Sammy was invited to his first birthday party this weekend, so we drove to Eliot on Saturday to celebrate his daycare buddy Sophie’s first birthday. First, the awkward part: We were the only people there who were not family. I blogged earlier that the family invited everyone from daycare and apparently we were the only ones who took the invitation seriously. Sure, it was a gray, rainy day, so maybe that kept people away. But maybe the invitation was just a gesture and we weren’t supposed to take it seriously. Who knows? Daycare diplomacy is complicated. More on this later…
We had a good time, although we couldn’t stay for cake or for the present opening. Sammy missed his morning nap and he was pretty cranky. Even though it wasn’t a big deal, I am glad we went. I feel strongly that since I am not sure whether we’ll have another baby, I need to do everything I can to nurture little friends for him until he can do that on his own.
After the party we dropped him off at my parents’ and Drew and I got to spend some much-needed alone time. Working on our relationship is pretty much the last thing we have the energy to do after a long day of work and then taking care of Sam. I barely have time to wash my hair on a regular basis, let alone ponder the inner workings of our marriage. I just read this blog post on the NYT website today and as much as I agree with the writer that the marriage should come before children, I can’t say that it’s an easy thing to do. But work on it we must… So we went out to dinner to Norm’s, where Drew enjoyed an Allagash White with his BBQ chicken tacos and buttermilk biscuits. (Those are dangerously addictive!) I had a nice glass of Malbec and the steamed mussles. YUM. Then the wild party animals that we are, we rented a movie (Up in the Air, which I wanted to see when it came out around Christmas, but never got to it because Master Samuel made his early appearance…) and watched it on the laptop. In bed. While eating frozen Pepperidge Farm coconut cake. In our PJs. I told you, we know how to live it up!
Now, you’d think that a night like this would be a welcome relief. But it wasn’t. I mean sure, it was nice to be alone a bit and not have to listen to the baby monitor at night. But I missed the little snot so much… I actually cried myself to sleep thinking about his sweet little face. What is wrong with me? I know, nothing is wrong, this is normal… But it’s disturbing. I was up at 6 a.m. – his usual breakfast time – but managed to go back to sleep until 8:30. Small victories…

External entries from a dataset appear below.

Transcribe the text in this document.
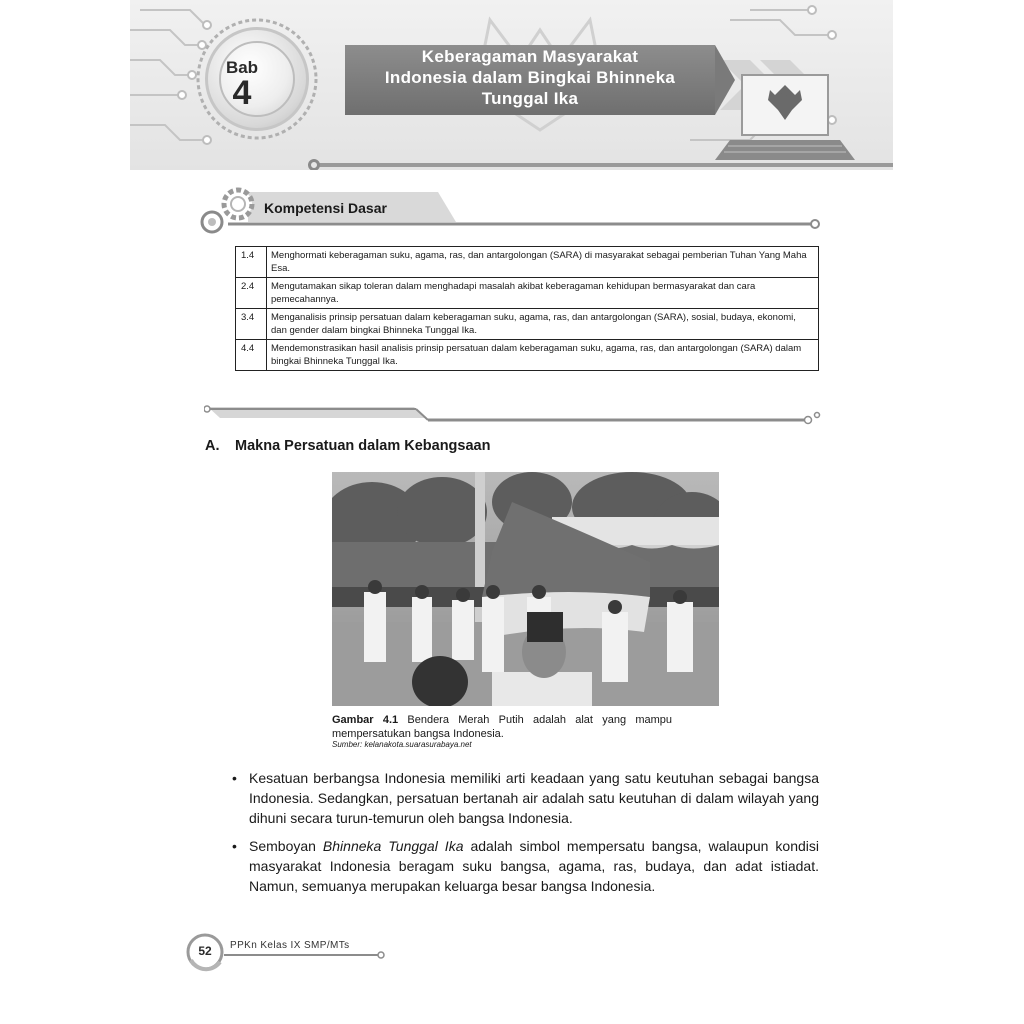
Bab
4
Keberagaman Masyarakat
Indonesia dalam Bingkai Bhinneka
Tunggal Ika
Kompetensi Dasar
1.4	Menghormati keberagaman suku, agama, ras, dan antargolongan (SARA) di masyarakat sebagai pemberian Tuhan Yang Maha Esa.
2.4	Mengutamakan sikap toleran dalam menghadapi masalah akibat keberagaman kehidupan bermasyarakat dan cara pemecahannya.
3.4	Menganalisis prinsip persatuan dalam keberagaman suku, agama, ras, dan antargolongan (SARA), sosial, budaya, ekonomi, dan gender dalam bingkai Bhinneka Tunggal Ika.
4.4	Mendemonstrasikan hasil analisis prinsip persatuan dalam keberagaman suku, agama, ras, dan antargolongan (SARA) dalam bingkai Bhinneka Tunggal Ika.
A. Makna Persatuan dalam Kebangsaan
Gambar 4.1 Bendera Merah Putih adalah alat yang mampu mempersatukan bangsa Indonesia.
Sumber: kelanakota.suarasurabaya.net
• Kesatuan berbangsa Indonesia memiliki arti keadaan yang satu keutuhan sebagai bangsa Indonesia. Sedangkan, persatuan bertanah air adalah satu keutuhan di dalam wilayah yang dihuni secara turun-temurun oleh bangsa Indonesia.
• Semboyan Bhinneka Tunggal Ika adalah simbol mempersatu bangsa, walaupun kondisi masyarakat Indonesia beragam suku bangsa, agama, ras, budaya, dan adat istiadat. Namun, semuanya merupakan keluarga besar bangsa Indonesia.
52	PPKn Kelas IX SMP/MTs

So about daycare diplomacy: I ran into Sophie’s mom this afternoon while picking up Sam and met another mom whose baby is fairly new there. He is a tiny little guy, just four months old. They were talking about how some mornings it’s still difficult to leave our babies there, which is absolutely true. So when Sophie’s mom said that we should have coffee, I joked that coffee will not do, we should have some wine. The other mom gave me a death look and said: “My baby does not like red wine in his breastmilk.”
I guess I will not be partying with them after all. I don’t know that much about breastfeeding because I didn’t get to do it for too long, but I do know that you can, in fact, drink and nurse. And you definitely don’t need to be bitchy about it.
Random cuteness from Sam: He can now definitely roll over. He did it again this weekend at my parents and then at home. Finally Drew got to see him roll over as well. It’s ridiculous how proud it makes you feel. Seriously. He now also loves to shriek in a high-pitched voice. Super cute. We gave him some bananas (mashed together with apples) this weekend. At first he wasn’t sure about it, but then gobbled it all up with a spoon like a big boy. We bought him a high chair a few weeks ago and he just looks so cute and content to sit there with the grown-ups. How come I don’t have a picture of this yet? Crazy… Must do that soon.